# Conservation Of Angular Momentum

1. Jan 27, 2014

### BOAS

Hello :)

1. The problem statement, all variables and given/known data

The Earth of mass $m_{e}$, moves with an approximately circular orbit of radius $r = 1.5 * 10^{8}km$ around the sun of mass $M_{s} = 2 * 10^{30}kg$.

(a) Determine the numerical value of the speed of the earth.

(done, got an answer of $29821 ms^{-1}$ by equating the gravitational equation with the centripetal force equation)

(b) Is the angular momentum $L$ of the earth conserved? Why? Show that its module is given by $L = m_{e} \sqrt{GM_{s}r}$

2. Relevant equations

3. The attempt at a solution

I do not understand how to show that angular momentum is conserved, one of the older students that help in our workshops gave an 'explanation' but I don't actually follow his argument.

I'll try to explain what I think he said.

$L = I \omega$

$\frac{dL}{dt} = \tau = f * r$

$\tau = o$

$\frac{dL}{dt} = 0$

∴ Angular momentum is conserved

The step that confuses me somewhat is why $\tau = 0$

Thanks!

2. Jan 27, 2014

### consciousness

Make a small diagram of the earth and the sun.
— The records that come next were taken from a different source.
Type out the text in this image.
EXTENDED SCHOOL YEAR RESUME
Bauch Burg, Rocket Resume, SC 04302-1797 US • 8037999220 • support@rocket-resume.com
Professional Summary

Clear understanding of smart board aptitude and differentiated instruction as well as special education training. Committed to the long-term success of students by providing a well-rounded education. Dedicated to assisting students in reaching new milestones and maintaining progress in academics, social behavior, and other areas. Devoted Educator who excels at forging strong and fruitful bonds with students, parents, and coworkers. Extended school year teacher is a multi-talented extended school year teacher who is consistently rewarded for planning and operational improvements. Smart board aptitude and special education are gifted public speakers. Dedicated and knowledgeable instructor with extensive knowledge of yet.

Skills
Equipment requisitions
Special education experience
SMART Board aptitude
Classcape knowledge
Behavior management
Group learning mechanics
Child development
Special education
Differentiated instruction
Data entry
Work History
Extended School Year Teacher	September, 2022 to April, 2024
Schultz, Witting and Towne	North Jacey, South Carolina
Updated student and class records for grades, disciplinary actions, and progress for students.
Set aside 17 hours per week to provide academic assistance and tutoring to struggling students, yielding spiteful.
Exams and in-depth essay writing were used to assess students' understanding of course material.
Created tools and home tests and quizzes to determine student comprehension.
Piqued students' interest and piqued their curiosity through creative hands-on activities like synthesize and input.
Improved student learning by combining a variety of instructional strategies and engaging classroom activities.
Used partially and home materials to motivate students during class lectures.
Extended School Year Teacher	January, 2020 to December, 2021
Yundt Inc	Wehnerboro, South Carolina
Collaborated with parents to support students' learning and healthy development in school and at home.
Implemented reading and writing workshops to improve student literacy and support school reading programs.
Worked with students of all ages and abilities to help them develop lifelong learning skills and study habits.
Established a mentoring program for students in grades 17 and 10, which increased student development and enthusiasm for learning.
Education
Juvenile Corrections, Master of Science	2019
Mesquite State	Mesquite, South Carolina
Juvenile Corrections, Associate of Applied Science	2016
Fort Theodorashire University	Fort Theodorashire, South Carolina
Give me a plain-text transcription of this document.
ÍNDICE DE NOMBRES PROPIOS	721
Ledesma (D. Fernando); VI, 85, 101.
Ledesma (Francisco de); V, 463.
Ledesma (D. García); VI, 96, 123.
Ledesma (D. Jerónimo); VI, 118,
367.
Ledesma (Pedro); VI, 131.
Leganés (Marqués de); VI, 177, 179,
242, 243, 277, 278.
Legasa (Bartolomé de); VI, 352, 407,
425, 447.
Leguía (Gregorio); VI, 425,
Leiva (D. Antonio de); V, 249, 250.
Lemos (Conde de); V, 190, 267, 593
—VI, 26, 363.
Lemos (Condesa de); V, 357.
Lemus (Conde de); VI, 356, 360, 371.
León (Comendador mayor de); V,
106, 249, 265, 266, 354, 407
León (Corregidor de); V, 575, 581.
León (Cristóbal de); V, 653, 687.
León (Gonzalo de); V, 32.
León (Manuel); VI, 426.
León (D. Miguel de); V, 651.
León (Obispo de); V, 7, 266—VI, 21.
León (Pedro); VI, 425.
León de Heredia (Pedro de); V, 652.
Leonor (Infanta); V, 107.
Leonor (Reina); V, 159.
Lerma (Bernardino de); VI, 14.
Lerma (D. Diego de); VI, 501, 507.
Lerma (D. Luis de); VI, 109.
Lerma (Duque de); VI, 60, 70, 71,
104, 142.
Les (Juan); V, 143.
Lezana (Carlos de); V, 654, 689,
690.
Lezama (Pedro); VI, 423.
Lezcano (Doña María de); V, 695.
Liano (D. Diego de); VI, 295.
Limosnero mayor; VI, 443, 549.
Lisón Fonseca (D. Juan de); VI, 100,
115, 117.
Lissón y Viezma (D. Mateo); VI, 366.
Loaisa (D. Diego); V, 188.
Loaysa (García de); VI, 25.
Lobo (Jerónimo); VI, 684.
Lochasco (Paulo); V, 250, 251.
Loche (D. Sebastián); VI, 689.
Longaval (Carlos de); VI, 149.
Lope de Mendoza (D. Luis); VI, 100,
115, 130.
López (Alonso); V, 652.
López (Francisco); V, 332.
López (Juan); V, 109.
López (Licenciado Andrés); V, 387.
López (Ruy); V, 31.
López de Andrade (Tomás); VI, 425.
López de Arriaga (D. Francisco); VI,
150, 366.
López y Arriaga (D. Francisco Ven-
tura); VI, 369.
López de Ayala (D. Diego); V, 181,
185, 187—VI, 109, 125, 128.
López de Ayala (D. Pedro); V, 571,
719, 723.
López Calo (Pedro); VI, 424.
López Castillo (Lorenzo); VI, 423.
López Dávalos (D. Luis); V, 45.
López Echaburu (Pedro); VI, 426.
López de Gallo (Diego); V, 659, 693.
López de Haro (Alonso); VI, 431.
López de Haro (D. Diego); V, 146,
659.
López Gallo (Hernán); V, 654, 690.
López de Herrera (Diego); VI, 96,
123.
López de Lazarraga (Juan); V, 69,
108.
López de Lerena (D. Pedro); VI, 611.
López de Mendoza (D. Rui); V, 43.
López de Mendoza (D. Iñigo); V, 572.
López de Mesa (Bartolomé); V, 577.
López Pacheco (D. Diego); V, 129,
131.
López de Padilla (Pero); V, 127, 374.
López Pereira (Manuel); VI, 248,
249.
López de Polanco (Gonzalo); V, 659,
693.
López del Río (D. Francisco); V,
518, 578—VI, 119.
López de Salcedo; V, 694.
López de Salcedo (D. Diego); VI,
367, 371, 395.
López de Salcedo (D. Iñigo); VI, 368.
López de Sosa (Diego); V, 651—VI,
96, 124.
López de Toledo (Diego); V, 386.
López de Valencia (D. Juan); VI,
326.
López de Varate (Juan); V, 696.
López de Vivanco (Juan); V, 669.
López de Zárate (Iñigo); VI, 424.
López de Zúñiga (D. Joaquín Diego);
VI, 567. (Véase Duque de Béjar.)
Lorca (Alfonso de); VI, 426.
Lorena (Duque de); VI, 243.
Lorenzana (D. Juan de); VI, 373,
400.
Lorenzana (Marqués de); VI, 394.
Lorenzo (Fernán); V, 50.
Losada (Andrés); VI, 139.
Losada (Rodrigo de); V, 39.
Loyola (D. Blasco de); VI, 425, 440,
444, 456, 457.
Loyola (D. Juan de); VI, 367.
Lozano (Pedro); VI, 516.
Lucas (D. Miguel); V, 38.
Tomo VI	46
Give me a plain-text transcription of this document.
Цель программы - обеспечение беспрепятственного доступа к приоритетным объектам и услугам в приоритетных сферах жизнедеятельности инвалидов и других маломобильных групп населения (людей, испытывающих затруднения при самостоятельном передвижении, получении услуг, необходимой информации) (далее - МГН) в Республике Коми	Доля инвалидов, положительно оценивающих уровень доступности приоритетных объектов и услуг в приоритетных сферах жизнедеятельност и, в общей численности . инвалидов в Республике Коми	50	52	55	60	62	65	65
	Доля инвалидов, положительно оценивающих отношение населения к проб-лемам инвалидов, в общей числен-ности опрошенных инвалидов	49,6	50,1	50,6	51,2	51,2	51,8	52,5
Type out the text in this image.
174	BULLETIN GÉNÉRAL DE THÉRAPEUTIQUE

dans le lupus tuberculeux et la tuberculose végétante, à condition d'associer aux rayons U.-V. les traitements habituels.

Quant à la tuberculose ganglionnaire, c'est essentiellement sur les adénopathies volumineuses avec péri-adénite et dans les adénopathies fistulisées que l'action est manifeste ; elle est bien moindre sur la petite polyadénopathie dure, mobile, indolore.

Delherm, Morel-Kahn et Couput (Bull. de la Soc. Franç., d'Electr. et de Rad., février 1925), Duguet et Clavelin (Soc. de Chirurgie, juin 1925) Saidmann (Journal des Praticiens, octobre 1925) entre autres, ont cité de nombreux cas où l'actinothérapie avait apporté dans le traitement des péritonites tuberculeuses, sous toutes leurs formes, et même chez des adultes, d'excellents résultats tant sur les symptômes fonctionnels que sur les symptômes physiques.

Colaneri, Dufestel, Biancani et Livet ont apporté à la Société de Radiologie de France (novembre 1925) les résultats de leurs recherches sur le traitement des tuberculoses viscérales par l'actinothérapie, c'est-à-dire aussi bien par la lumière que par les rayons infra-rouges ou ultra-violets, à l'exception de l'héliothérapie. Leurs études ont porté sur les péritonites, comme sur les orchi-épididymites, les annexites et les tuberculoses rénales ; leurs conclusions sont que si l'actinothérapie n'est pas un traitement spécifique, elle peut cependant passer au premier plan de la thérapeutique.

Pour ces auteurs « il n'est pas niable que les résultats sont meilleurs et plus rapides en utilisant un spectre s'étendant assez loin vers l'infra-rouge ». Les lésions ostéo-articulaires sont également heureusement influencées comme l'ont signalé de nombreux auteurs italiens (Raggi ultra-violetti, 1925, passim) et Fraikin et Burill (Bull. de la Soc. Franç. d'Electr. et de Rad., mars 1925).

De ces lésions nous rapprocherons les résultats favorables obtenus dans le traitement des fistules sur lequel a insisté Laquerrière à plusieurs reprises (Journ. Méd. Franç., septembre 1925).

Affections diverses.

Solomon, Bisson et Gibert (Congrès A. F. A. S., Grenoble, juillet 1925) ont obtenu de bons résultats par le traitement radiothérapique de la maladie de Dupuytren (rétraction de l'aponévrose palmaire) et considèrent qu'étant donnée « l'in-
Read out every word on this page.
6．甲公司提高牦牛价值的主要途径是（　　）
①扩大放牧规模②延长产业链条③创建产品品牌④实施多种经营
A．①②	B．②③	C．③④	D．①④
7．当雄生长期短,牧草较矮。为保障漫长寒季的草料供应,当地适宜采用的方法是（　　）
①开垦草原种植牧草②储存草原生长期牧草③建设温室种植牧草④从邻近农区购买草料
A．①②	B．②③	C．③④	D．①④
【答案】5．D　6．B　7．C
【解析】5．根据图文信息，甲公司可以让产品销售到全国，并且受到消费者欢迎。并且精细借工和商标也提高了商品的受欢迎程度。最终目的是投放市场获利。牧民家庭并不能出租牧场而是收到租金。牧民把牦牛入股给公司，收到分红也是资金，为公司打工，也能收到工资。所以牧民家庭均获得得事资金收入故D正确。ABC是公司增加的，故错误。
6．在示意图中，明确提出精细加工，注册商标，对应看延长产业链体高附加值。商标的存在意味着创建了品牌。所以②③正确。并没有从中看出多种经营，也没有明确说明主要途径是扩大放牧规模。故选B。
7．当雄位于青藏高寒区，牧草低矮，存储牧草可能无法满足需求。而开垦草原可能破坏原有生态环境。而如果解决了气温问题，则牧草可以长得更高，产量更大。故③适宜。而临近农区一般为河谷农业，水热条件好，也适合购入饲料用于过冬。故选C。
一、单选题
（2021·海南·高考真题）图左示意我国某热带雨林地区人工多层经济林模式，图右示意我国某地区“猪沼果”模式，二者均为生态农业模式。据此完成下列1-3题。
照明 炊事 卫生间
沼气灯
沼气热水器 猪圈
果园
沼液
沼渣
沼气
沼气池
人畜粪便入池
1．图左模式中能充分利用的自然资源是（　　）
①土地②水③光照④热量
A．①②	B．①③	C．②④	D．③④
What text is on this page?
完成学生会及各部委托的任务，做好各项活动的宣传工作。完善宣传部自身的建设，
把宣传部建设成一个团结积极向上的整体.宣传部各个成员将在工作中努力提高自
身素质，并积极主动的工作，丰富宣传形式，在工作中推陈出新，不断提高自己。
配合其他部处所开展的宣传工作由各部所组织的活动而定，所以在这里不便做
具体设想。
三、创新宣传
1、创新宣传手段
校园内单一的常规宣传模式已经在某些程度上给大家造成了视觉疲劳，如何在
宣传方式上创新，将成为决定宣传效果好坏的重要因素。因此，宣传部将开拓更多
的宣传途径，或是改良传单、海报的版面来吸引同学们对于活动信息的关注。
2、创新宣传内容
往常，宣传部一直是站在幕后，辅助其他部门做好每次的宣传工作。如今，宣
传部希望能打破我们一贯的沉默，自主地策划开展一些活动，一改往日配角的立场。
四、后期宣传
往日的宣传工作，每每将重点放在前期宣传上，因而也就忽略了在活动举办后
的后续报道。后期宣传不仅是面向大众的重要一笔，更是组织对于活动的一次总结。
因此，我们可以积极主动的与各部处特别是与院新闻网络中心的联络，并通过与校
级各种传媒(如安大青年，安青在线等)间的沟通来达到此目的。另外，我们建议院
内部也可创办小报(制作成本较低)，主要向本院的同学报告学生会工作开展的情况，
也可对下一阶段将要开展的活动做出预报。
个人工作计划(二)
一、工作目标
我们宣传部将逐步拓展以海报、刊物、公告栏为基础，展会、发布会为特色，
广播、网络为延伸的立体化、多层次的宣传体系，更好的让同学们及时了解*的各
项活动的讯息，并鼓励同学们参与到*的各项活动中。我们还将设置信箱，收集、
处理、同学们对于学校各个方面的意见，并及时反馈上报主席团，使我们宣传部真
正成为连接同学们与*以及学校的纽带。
Make the force vector with proper direction.
What is the moment of this force about the axis of rotation?

3. Jan 27, 2014

### lightgrav

from an experimental perspective, the speed of Earth ought to be its travel distance (2 pi r) divided by travel time (1 year = 31.557 Megasec).
Angular momentum L = r x p = r x mv = r m v sin(theta) = r m |v| ... do any of these values change?

4. Jan 28, 2014

### BOAS

There isn't one, the force acts towards the axis of rotation.

That makes sense.

5. Jan 28, 2014

### BOAS

Assuming I understand your symbols correctly, no.

So, the derivative of a constant is 0, hence angular momentum is conserved.

Thank you.